3. II. MISGIVINGS ON THE RE-EMBODIMENT
Pierston had been about to leave, but he sat down again on being asked
if he would stay and have a cup of tea. He hardly knew for a moment
what he did; a dim thought that Avice--the renewed Avice--might come
into the house made his reseating himself an act of spontaneity.
He forgot that twenty years earlier he had called the now Mrs. Pierston
an elf, a witch; and that lapse of time had probably not diminished the
subtleties implied by those epithets. He did not know that she had
noted every impression that her daughter had made upon him.
How he contrived to attenuate and disperse the rather tender
personalities he had opened up with the new Avice's mother, Pierston
never exactly defined. Perhaps she saw more than he thought she saw--
read something in his face--knew that about his nature which he gave
her no credit for knowing. Anyhow, the conversation took the form of a
friendly gossip from that minute, his remarks being often given while
his mind was turned elsewhere.
But a chill passed through Jocelyn when there had been time for
reflection. The renewed study of his art in Rome without any
counterbalancing practical pursuit had nourished and developed his
natural responsiveness to impressions; he now felt that his old
trouble, his doom--his curse, indeed, he had sometimes called it--was
come back again. His divinity was not yet propitiated for that
original sin against her image in the person of Avice the First, and
now, at the age of one-and-sixty, he was urged on and on like the Jew
Ahasuerus--or, in the phrase of the islanders themselves, like a blind
ram.
The Goddess, an abstraction to the general, was a fairly real personage
to Pierston. He had watched the marble images of her which stood in
his working-room, under all changes of light and shade in the
brightening of morning, in the blackening of eve, in moonlight, in
lamplight. Every line and curve of her body none, naturally, knew
better than he; and, though not a belief, it was, as has been stated, a
formula, a superstition, that the three Avices were inter-penetrated
with her essence.
'And the next Avice--your daughter,' he said stumblingly; 'she is, you
say, a governess at the castle opposite?'
Mrs. Pierston reaffirmed the fact, adding that the girl often slept at
home because she, her mother, was so lonely. She often thought she
would like to keep her daughter at home altogether.
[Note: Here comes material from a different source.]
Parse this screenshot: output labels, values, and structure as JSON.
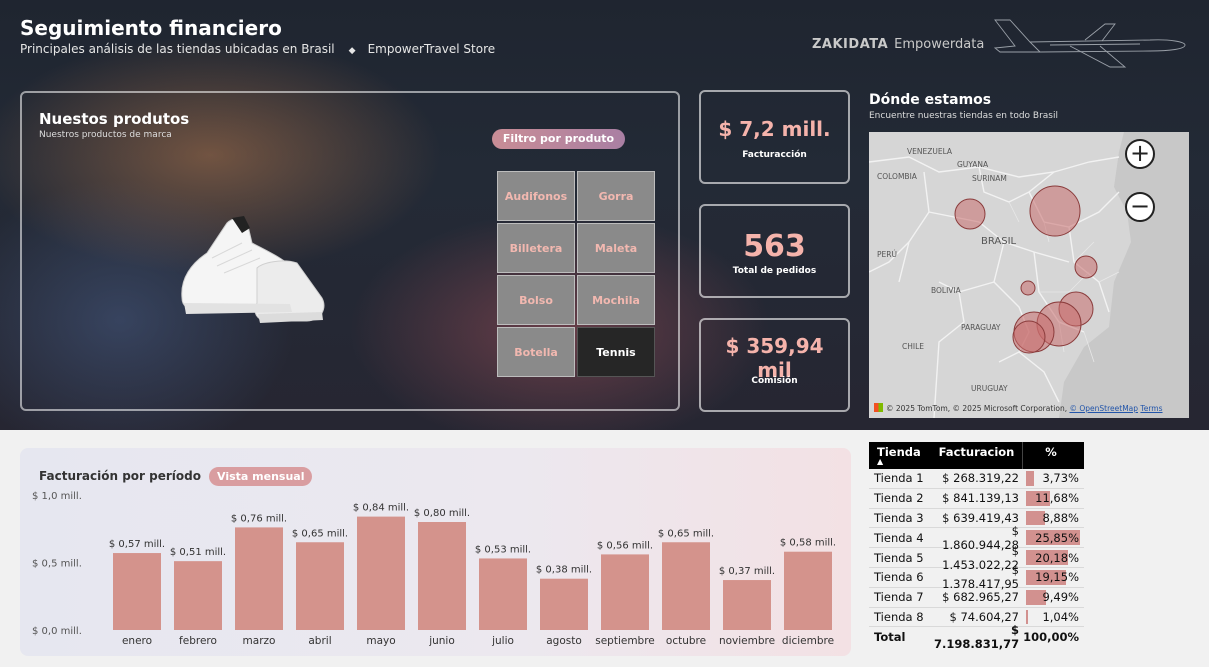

'She plays that instrument, I suppose?' said Pierston, regarding the
piano.
'Yes, she plays beautifully; she had the best instruction that masters
could give her. She was educated at Sandbourne.'
'Which room does she call hers when at home?' he asked curiously.
'The little one over this.'
It had been his own. 'Strange,' he murmured.
He finished tea, and sat after tea, but the youthful Avice did not
arrive. With the Avice present he conversed as the old friend--no
more. At last it grew dusk, and Pierston could not find an excuse for
staying longer.
'I hope to make the acquaintance--of your daughter,' he said in
leaving, knowing that he might have added with predestinate truth, 'of
my new tenderly-beloved.'
'I hope you will,' she answered. 'This evening she evidently has gone
for a walk instead of coming here.'
'And, by-the-bye, you have not told me what you especially wanted to
see me for?'
'Ah, no. I will put it off.'
'Very well. I don't pretend to guess.'
'I must tell you another time.'
'If it is any little business in connection with your late husband's
affairs, do command me. I'll do anything I can.'
'Thank you. And I shall see you again soon?'
'Certainly. Quite soon.'
When he was gone she looked reflectively at the spot where he had been
standing, and said: 'Best hold my tongue. It will work of itself,
without my telling.'
Jocelyn went from the house, but as the white road passed under his
feet he felt in no mood to get back to his lodgings in the town on the
mainland. He lingered about upon the rugged ground for a long while,
thinking of the extraordinary reproduction of the original girl in this
new form he had seen, and of himself as of a foolish dreamer in being
so suddenly fascinated by the renewed image in a personality not one-
third of his age. As a physical fact, no doubt, the preservation of
the likeness was no uncommon thing here, but it helped the dream.
Passing round the walls of the new castle he deviated from his homeward
track by turning down the familiar little lane which led to the ruined
castle of the Red King. It took him past the cottage in which the new
Avice was born, from whose precincts he had heard her first infantine
cry. Pausing he saw near the west behind him the new moon growing
distinct upon the glow.
He was subject to gigantic fantasies still. In spite of himself, the
sight of the new moon, as representing one who, by her so-called
inconstancy, acted up to his own idea of a migratory Well-Beloved, made
him feel as if his wraith in a changed sex had suddenly looked over the
horizon at him. In a crowd secretly, or in solitude boldly, he had
often bowed the knee three times to this sisterly divinity on her first
appearance monthly, and directed a kiss towards her shining shape. The
curse of his qualities (if it were not a blessing) was far from having
spent itself yet.
In the other direction the castle ruins rose square and dusky against
the sea. He went on towards these, around which he had played as a
boy, and stood by the walls at the edge of the cliff pondering. There
was no wind and but little tide, and he thought he could hear from
years ago a voice that he knew. It certainly was a voice, but it came
from the rocks beneath the castle ruin.
'Mrs. Atway!'
A silence followed, and nobody came. The voice spoke again; 'John
Stoney!'
Neither was this summons attended to. The cry continued, with more
entreaty: 'William Scribben!'
The voice was that of a Pierston--there could be no doubt of it--young
Avice's, surely? Something or other seemed to be detaining her down
there against her will. A sloping path beneath the beetling cliff and
the castle walls rising sheer from its summit, led down to the lower
level whence the voice proceeded. Pierston followed the pathway, and
soon beheld a girl in light clothing--the same he had seen through the
window--standing upon one of the rocks, apparently unable to move.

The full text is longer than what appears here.